Abstract
Tigecycline is a glycylcycline with activity against Enterobacteriaceae, including multidrug-resistant isolates of Klebsiella pneumoniae and Escherichia coli producing extended-spectrum beta-lactamase (ESBL) and carbapenemases. Herein, we used an in vivo murine thigh model to characterize the pharmacodynamic profile of tigecycline against genotypically and phenotypically diverse K. pneumoniae and E. coli isolates. Doses of 3.125 to 300 mg/kg, divided 1 to 6 times daily, were administered subcutaneously against six (two nonresistant, one carbapenemase, and three ESBL producing) K. pneumoniae strains and five (two nonresistant and three ESBL producing) E. coli strains. The phenotypic profile (reported tigecycline MIC) for all isolates ranged from 0.125 to 2 μg/ml. Mean correlation coefficients of free (f) drug exposures (percentage of the dosing interval that free drug concentration remained above the MIC [fT>MIC], the ratio of the free drug area under the concentration-time curve/MIC [fAUC/MIC], and the ratio of maximum concentration of free drug in serum/MIC) for all 11 isolates were 0.595, 0.969, and 0.897, respectively. The fAUC/MIC was the pharmacodynamic parameter that best described the efficacy of tigecycline against both E. coli and K. pneumoniae. Interestingly, reductions in the number of CFU were noted even though doses achieved an fT>MIC of 0%. With respect to fAUC/MIC in the neutropenic model, the cumulative 80% and 50% effective pharmacodynamic indexes (EI80 and EI50) for all 11 isolates were 8.4 and 4.7, respectively. An experiment in nonneutropenic mice infected with an ESBL-producing E. coli and K. pneumoniae isolate resulted in the lowest tigecycline fAUC/MIC EI80 and EI50 values at 1.8 and 1.0 for E. coli and 1.7 and 1.6 for K. pneumoniae. While the phenotypic profile of tigecycline appeared to drive efficacy irrespective of ESBL or carbapenemase production, the presence of a competent immune system markedly reduced this required exposure.

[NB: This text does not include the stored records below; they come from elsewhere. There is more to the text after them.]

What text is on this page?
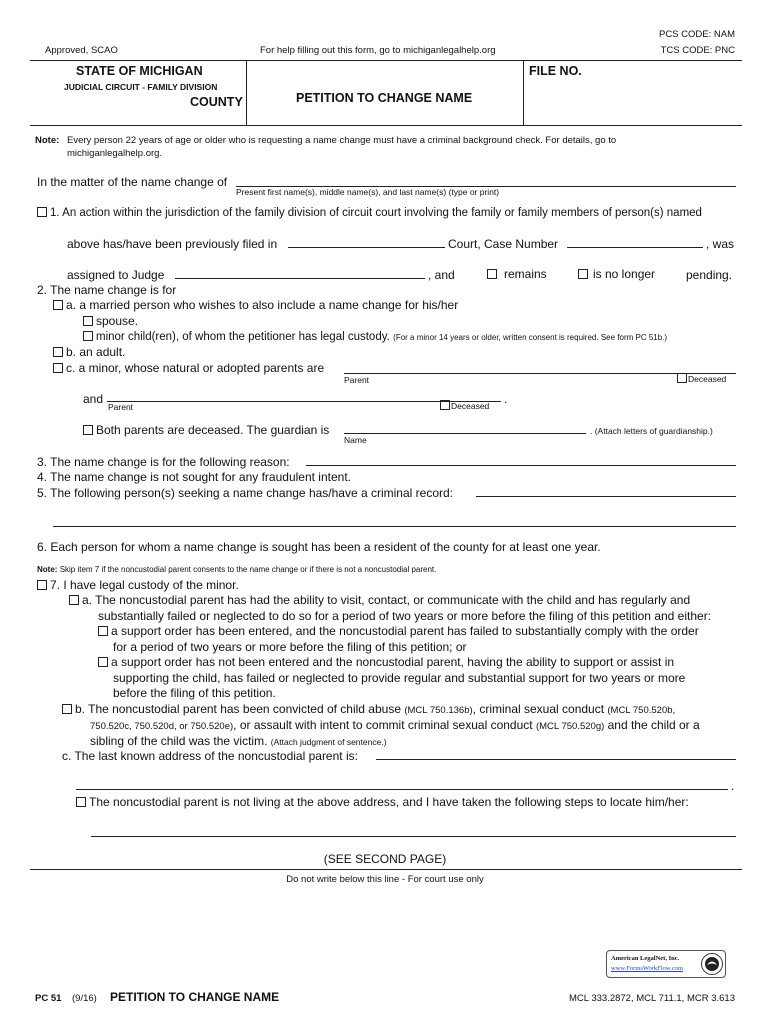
Approved, SCAO	For help filling out this form, go to michiganlegalhelp.org
PCS CODE: NAM
TCS CODE: PNC
STATE OF MICHIGAN
JUDICIAL CIRCUIT - FAMILY DIVISION
COUNTY	PETITION TO CHANGE NAME
FILE NO.
Note: Every person 22 years of age or older who is requesting a name change must have a criminal background check. For details, go to
michiganlegalhelp.org.
In the matter of the name change of
Present first name(s), middle name(s), and last name(s) (type or print)
1. An action within the jurisdiction of the family division of circuit court involving the family or family members of person(s) named
above has/have been previously filed in	Court, Case Number	, was
assigned to Judge	, and	remains	is no longer	pending.
2. The name change is for
a. a married person who wishes to also include a name change for his/her
spouse.
minor child(ren), of whom the petitioner has legal custody. (For a minor 14 years or older, written consent is required. See form PC 51b.)
b. an adult.
c. a minor, whose natural or adopted parents are
Parent	Deceased
and
Parent	Deceased .
Both parents are deceased. The guardian is
Name
. (Attach letters of guardianship.)
3. The name change is for the following reason:
4. The name change is not sought for any fraudulent intent.
5. The following person(s) seeking a name change has/have a criminal record:
6. Each person for whom a name change is sought has been a resident of the county for at least one year.
Note: Skip item 7 if the noncustodial parent consents to the name change or if there is not a noncustodial parent.
7. I have legal custody of the minor.
a. The noncustodial parent has had the ability to visit, contact, or communicate with the child and has regularly and
substantially failed or neglected to do so for a period of two years or more before the filing of this petition and either:
a support order has been entered, and the noncustodial parent has failed to substantially comply with the order
for a period of two years or more before the filing of this petition; or
a support order has not been entered and the noncustodial parent, having the ability to support or assist in
supporting the child, has failed or neglected to provide regular and substantial support for two years or more
before the filing of this petition.
b. The noncustodial parent has been convicted of child abuse (MCL 750.136b), criminal sexual conduct (MCL 750.520b,
750.520c, 750.520d, or 750.520e), or assault with intent to commit criminal sexual conduct (MCL 750.520g) and the child or a
sibling of the child was the victim. (Attach judgment of sentence.)
c. The last known address of the noncustodial parent is:
.
The noncustodial parent is not living at the above address, and I have taken the following steps to locate him/her:
(SEE SECOND PAGE)
Do not write below this line - For court use only
American LegalNet, Inc.
www.FormsWorkFlow.com
PC 51 (9/16) PETITION TO CHANGE NAME	MCL 333.2872, MCL 711.1, MCR 3.613
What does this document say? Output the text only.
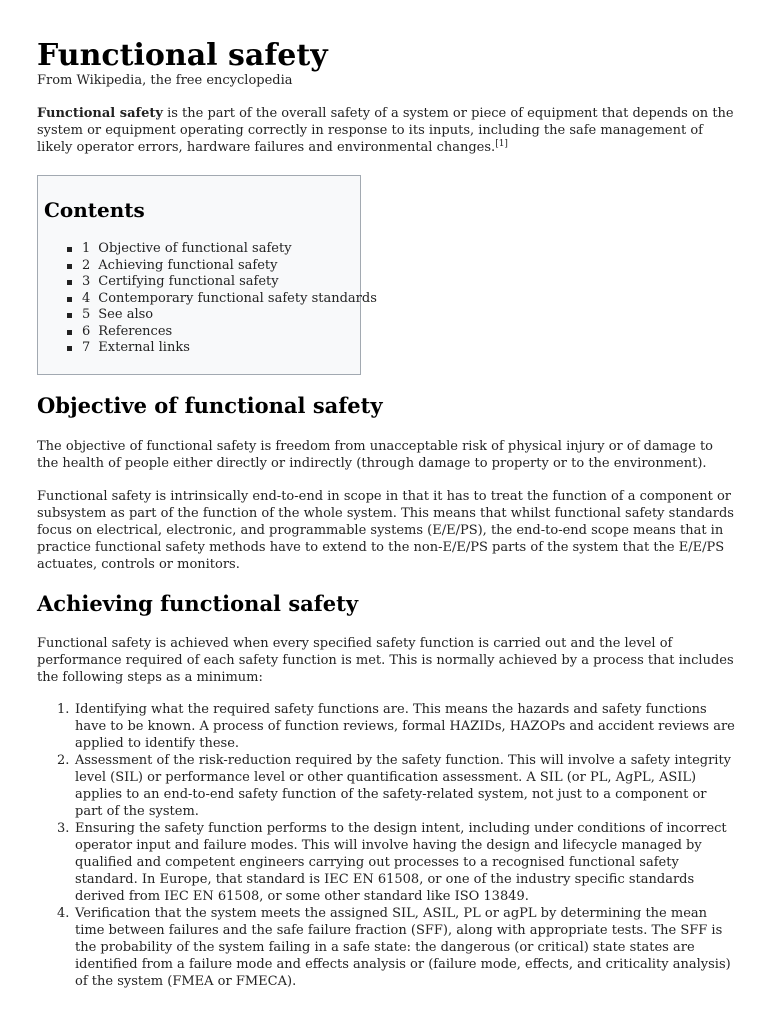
Functional safety
From Wikipedia, the free encyclopedia

Functional safety is the part of the overall safety of a system or piece of equipment that depends on the system or equipment operating correctly in response to its inputs, including the safe management of likely operator errors, hardware failures and environmental changes.[1]

Contents
1 Objective of functional safety
2 Achieving functional safety
3 Certifying functional safety
4 Contemporary functional safety standards
5 See also
6 References
7 External links
Objective of functional safety

The objective of functional safety is freedom from unacceptable risk of physical injury or of damage to the health of people either directly or indirectly (through damage to property or to the environment).

Functional safety is intrinsically end-to-end in scope in that it has to treat the function of a component or subsystem as part of the function of the whole system. This means that whilst functional safety standards focus on electrical, electronic, and programmable systems (E/E/PS), the end-to-end scope means that in practice functional safety methods have to extend to the non-E/E/PS parts of the system that the E/E/PS actuates, controls or monitors.

Achieving functional safety

Functional safety is achieved when every specified safety function is carried out and the level of performance required of each safety function is met. This is normally achieved by a process that includes the following steps as a minimum:

1. Identifying what the required safety functions are. This means the hazards and safety functions have to be known. A process of function reviews, formal HAZIDs, HAZOPs and accident reviews are applied to identify these.
2. Assessment of the risk-reduction required by the safety function. This will involve a safety integrity level (SIL) or performance level or other quantification assessment. A SIL (or PL, AgPL, ASIL) applies to an end-to-end safety function of the safety-related system, not just to a component or part of the system.
3. Ensuring the safety function performs to the design intent, including under conditions of incorrect operator input and failure modes. This will involve having the design and lifecycle managed by qualified and competent engineers carrying out processes to a recognised functional safety standard. In Europe, that standard is IEC EN 61508, or one of the industry specific standards derived from IEC EN 61508, or some other standard like ISO 13849.
4. Verification that the system meets the assigned SIL, ASIL, PL or agPL by determining the mean time between failures and the safe failure fraction (SFF), along with appropriate tests. The SFF is the probability of the system failing in a safe state: the dangerous (or critical) state states are identified from a failure mode and effects analysis or (failure mode, effects, and criticality analysis) of the system (FMEA or FMECA).
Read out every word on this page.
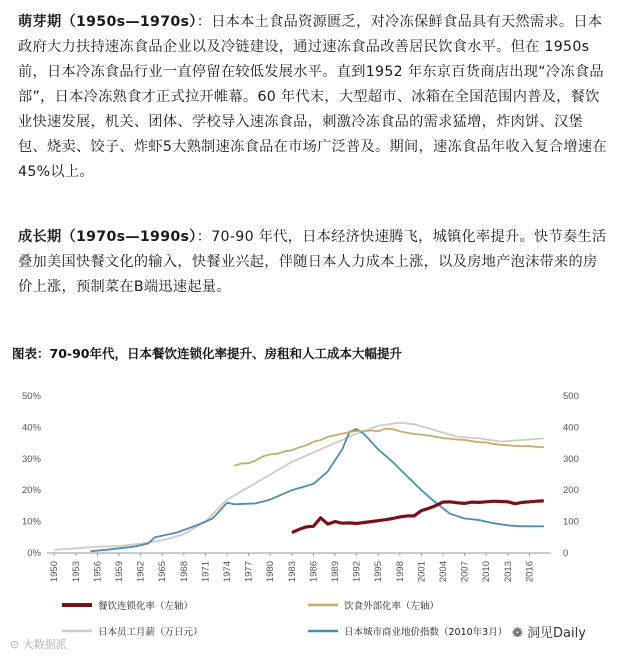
萌芽期（1950s—1970s）：日本本土食品资源匮乏，对冷冻保鲜食品具有天然需求。日本政府大力扶持速冻食品企业以及冷链建设，通过速冻食品改善居民饮食水平。但在 1950s 前，日本冷冻食品行业一直停留在较低发展水平。直到1952 年东京百货商店出现“冷冻食品部”，日本冷冻熟食才正式拉开帷幕。60 年代末，大型超市、冰箱在全国范围内普及，餐饮业快速发展，机关、团体、学校导入速冻食品，刺激冷冻食品的需求猛增，炸肉饼、汉堡包、烧卖、饺子、炸虾5大熟制速冻食品在市场广泛普及。期间，速冻食品年收入复合增速在45%以上。

成长期（1970s—1990s）：70-90 年代，日本经济快速腾飞，城镇化率提升。快节奏生活叠加美国快餐文化的输入，快餐业兴起，伴随日本人力成本上涨，以及房地产泡沫带来的房价上涨，预制菜在B端迅速起量。

图表：70-90年代，日本餐饮连锁化率提升、房租和人工成本大幅提升

0%
10%
20%
30%
40%
50%
0
100
200
300
400
500
1950 1953 1956 1959 1962 1965 1968 1971 1974 1977 1980 1983 1986 1989 1992 1995 1998 2001 2004 2007 2010 2013 2016
餐饮连锁化率（左轴）	饮食外部化率（左轴）
日本员工月薪（万日元）	日本城市商业地价指数（2010年3月）
⊙ 大数据派
❁ 洞见Daily
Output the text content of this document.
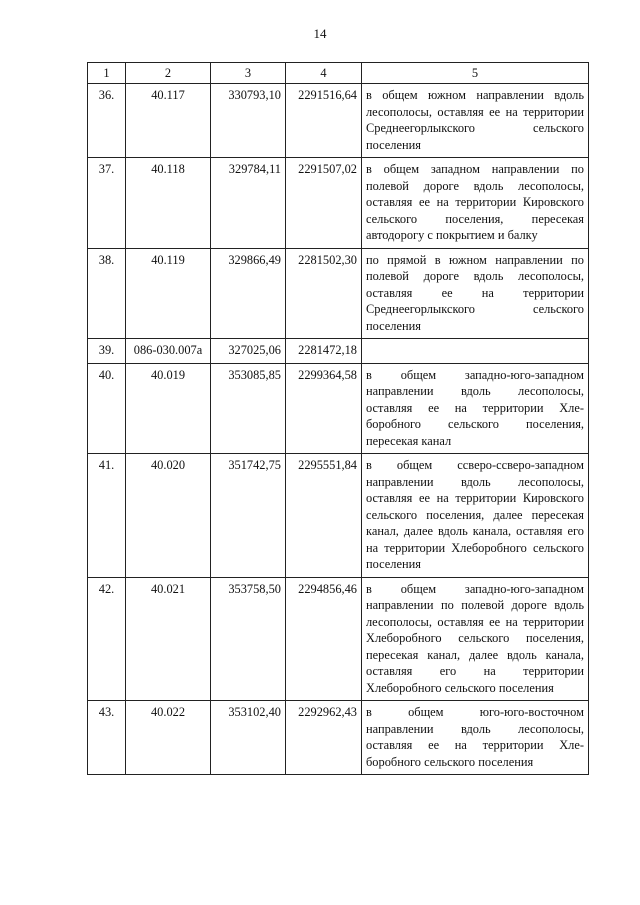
14
1	2	3	4	5
36.	40.117	330793,10	2291516,64	в общем южном направлении вдоль лесополосы, оставляя ее на территории Среднеегорлыкского сельского поселения
37.	40.118	329784,11	2291507,02	в общем западном направлении по полевой дороге вдоль лесополосы, оставляя ее на территории Кировского сельского поселения, пересекая автодорогу с покрытием и балку
38.	40.119	329866,49	2281502,30	по прямой в южном направлении по полевой дороге вдоль лесополосы, оставляя ее на территории Среднеегорлыкского сельского поселения
39.	086-030.007а	327025,06	2281472,18	
40.	40.019	353085,85	2299364,58	в общем западно-юго-западном направлении вдоль лесополосы, оставляя ее на территории Хлеборобного сельского поселения, пересекая канал
41.	40.020	351742,75	2295551,84	в общем ссверо-ссверо-западном направлении вдоль лесополосы, оставляя ее на территории Кировского сельского поселения, далее пересекая канал, далее вдоль канала, оставляя его на территории Хлеборобного сельского поселения
42.	40.021	353758,50	2294856,46	в общем западно-юго-западном направлении по полевой дороге вдоль лесополосы, оставляя ее на территории Хлеборобного сельского поселения, пересекая канал, далее вдоль канала, оставляя его на территории Хлеборобного сельского поселения
43.	40.022	353102,40	2292962,43	в общем юго-юго-восточном направлении вдоль лесополосы, оставляя ее на территории Хлеборобного сельского поселения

With the recent worldwide emergence of carbapenemase-producing Klebsiella pneumoniae and the steadily increasing prevalence of extended-spectrum beta-lactamase (ESBL)-producing Enterobacteriaceae (11, 17, 24), the need for more antibiotics in the rapidly deteriorating armamentarium becomes even more important (18).
Tigecycline, a glycylcycline derived from minocycline, is a novel agent displaying activity against ESBL and carbapenemase-producing K. pneumoniae and Escherichia coli (2, 4, 9). Currently, tigecycline is FDA approved for complicated intra-abdominal infections (cIAI) and complicated skin-skin structure infections (15). With high susceptibilities demonstrated in surveillance studies (2) and positive clinical outcomes shown in trial data from subpopulations infected with ESBL-producing Enterobacteriaceae (6, 23), tigecycline has been increasingly utilized as a treatment option. Given these occurrences and the few available studies describing the exposure-response relationship for the treatment of gram-negative organisms (15, 19, 21), it seems reasonable to uncover the pharmacodynamics of tigecycline.
Herein, we described the pharmacodynamic profile of tigecycline and the magnitude of its efficacy against a diverse group of E. coli and K. pneumoniae isolates in the mouse thigh model.
MATERIALS AND METHODS
Antimicrobial agents.
Tigecycline analytical-grade powder (Wyeth Pharmaceuticals, Inc., Madison, NJ) was reconstituted as recommended by the manufacturer in sterile 0.9% normal saline (NS) within 30 min of injection into the animal.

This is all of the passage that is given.